Other affected organs include the
• Kidneys (causing renal insufficiency)
• Lungs (elevated abdominal pressure can interfere with respiration, causing hypoxemia and hypercarbia)
• Cardiovascular system (elevated abdominal pressure decreases venous return from the lower extremities, causing hypotension)
• Central nervous system (intracranial pressure increases, possibly due to rise in central venous pressure preventing adequate venous drainage from brain, decreasing cerebral perfusion, which can worsen intracranial injuries)
SYMPTOMS AND SIGNS
• Abdominal pain typically is present; however, pain is often mild and thus easily obscured by other, more painful injuries (eg, fractures) and by altered sensorium (eg, due to head injury, substance abuse, shock).
• Pain from splenic injury sometimes radiates to the left shoulder.
• Pain from a small intestinal perforation typically is minimal initially but steadily worsens over the first few hours.
• Patients with renal injury may notice hematuria.
• On examination, vital signs may show evidence of hypovolemia (tachycardia) or shock (eg, dusky color, diaphoresis, altered sensorium, hypotension).
• Penetrating injuries by definition cause a break in the skin, but clinicians must be sure to inspect the back, buttocks, flank, and lower chest in addition to the abdomen, particularly when firearms or explosive devices are involved.
• Cutaneous lesions are often small, with minimal bleeding, although occasionally wounds are large, sometimes accompanied by evisceration.
• Abdominal tenderness is often present.
• This sign is very unreliable because abdominal wall contusions can be tender and many patients with intra-abdominal injury have equivocal examinations if they are distracted by other injuries or have altered sensorium or if their injuries are mainly retroperitoneal.
• Although not very sensitive, when detected, peritoneal signs (eg, guarding, rebound) strongly suggest the presence of intraperitoneal blood and/or intestinal contents.
• Rectal examination may show gross blood due to a penetrating colonic lesion, and there may be blood at the urethral meatus or perineal hematoma due to genitourinary tract injury. Although these findings are quite specific, they are not very sensitive.
• Clinical evaluation
• Often CT or ultrasonography
· Sometimes laparotomy for hemorrhage control, organ repair, or both
· Rarely arterial embolization
· Patients are given intravenous fluid resuscitation as needed, typically with crystalloid fluids, either 0.9% saline or lactated Ringer solution.

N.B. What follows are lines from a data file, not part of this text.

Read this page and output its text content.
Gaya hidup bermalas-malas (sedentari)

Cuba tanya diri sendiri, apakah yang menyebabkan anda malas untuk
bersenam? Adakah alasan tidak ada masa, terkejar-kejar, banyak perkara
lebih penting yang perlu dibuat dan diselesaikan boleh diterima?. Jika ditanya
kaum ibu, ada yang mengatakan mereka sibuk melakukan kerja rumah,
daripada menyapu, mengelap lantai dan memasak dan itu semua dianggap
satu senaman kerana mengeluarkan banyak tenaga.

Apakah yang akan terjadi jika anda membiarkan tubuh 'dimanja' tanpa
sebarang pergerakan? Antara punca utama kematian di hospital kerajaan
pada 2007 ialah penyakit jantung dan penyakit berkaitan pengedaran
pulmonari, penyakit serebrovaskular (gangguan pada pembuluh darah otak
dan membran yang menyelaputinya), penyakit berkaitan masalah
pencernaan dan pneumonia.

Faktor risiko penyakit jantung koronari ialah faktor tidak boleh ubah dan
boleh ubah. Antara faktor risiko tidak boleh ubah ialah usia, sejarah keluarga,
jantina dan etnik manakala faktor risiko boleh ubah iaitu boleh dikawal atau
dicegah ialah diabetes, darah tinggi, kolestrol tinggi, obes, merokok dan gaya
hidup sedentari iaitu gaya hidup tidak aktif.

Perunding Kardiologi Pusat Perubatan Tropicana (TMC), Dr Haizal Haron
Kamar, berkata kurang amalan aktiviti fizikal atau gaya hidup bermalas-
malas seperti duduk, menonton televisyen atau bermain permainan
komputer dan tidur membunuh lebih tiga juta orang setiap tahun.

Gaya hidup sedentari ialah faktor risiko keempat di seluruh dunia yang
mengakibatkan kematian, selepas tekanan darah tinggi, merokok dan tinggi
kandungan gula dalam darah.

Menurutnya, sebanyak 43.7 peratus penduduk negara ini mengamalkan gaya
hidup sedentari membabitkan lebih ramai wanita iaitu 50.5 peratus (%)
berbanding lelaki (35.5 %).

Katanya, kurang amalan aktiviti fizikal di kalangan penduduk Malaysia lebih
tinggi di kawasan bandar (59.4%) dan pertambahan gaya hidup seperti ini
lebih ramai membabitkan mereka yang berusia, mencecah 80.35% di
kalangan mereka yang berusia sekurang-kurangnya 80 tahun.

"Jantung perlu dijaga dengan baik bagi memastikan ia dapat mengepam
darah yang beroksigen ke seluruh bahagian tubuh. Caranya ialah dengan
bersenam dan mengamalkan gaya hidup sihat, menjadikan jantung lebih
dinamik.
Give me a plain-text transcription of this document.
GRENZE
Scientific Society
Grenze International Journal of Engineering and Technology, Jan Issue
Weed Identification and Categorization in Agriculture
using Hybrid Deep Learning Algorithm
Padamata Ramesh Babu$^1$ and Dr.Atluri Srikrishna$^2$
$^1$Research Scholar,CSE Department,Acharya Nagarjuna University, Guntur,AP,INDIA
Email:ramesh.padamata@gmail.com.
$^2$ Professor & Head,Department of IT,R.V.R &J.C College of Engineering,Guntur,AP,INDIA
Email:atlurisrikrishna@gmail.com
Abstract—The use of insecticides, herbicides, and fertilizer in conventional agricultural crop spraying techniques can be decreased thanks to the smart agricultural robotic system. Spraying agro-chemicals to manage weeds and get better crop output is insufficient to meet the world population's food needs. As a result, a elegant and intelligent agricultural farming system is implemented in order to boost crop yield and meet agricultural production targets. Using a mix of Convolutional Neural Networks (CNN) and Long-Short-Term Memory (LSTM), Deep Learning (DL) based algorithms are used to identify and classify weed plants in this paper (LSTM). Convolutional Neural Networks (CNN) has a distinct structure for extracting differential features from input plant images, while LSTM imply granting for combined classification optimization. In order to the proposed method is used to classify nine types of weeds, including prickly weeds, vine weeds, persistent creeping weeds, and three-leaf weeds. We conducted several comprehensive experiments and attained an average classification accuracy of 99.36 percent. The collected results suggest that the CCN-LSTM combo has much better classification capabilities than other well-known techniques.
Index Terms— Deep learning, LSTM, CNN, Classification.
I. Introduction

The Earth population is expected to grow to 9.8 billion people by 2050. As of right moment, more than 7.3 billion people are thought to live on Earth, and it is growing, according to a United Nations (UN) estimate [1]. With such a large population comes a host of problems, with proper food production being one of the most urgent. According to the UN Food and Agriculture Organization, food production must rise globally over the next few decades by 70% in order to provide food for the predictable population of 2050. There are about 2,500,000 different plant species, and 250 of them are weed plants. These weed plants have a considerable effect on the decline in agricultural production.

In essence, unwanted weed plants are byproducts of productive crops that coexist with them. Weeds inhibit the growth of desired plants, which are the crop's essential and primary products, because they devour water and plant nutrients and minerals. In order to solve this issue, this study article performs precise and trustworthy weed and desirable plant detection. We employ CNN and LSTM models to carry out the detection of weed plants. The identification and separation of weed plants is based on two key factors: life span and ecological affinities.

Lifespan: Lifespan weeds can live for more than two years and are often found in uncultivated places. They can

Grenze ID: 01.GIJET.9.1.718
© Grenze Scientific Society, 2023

· Observation (beginning in an intensive care unit [ICU]) is often appropriate for hemodynamically stable patients with solid organ injury, many of which heal spontaneously.
· Ongoing hemorrhage is suggested by
· Worsening hemodynamic status
· Significant ongoing transfusion needs (eg, more than 2 to 4 units over a 12-hour period)
· A significant decrease in hematocrit (Hct; eg, by > 10 to 12%)
· Peritonitis requires further investigation by diagnostic peritoneal lavage (DPL), CT, or in some cases, exploratory laparotomy.
· Patients who remain stable are typically transferred to a regular floor after 12 to 48 hours, depending on the severity of their abdominal and other injuries.
· Their activity and diet are advanced as tolerated. Typically, patients may be discharged home after 2 to 3 days.
· They are instructed to restrict activity for a minimum of 6 to 8 weeks.
· Laparotomy is elected either because of the initial nature of the injury and clinical status (eg, hemodynamic instability) or because of subsequent clinical decompensation. Most patients can have a single procedure during which hemorrhage is controlled and injuries repaired.
· However, patients with extensive intra-abdominal injuries who undergo a prolonged initial surgical procedure tend to fare poorly, particularly when they have other serious injuries, have been in shock for a prolonged period, or both.
· Ongoing bleeding can sometimes be stopped without surgery by embolizing the bleeding vessel using a percutaneous angiographic procedure (angiographic embolization).
· Hemostasis is obtained by injecting a thrombogenic substance (eg, powdered gelatin) or metallic coils into the bleeding vessel.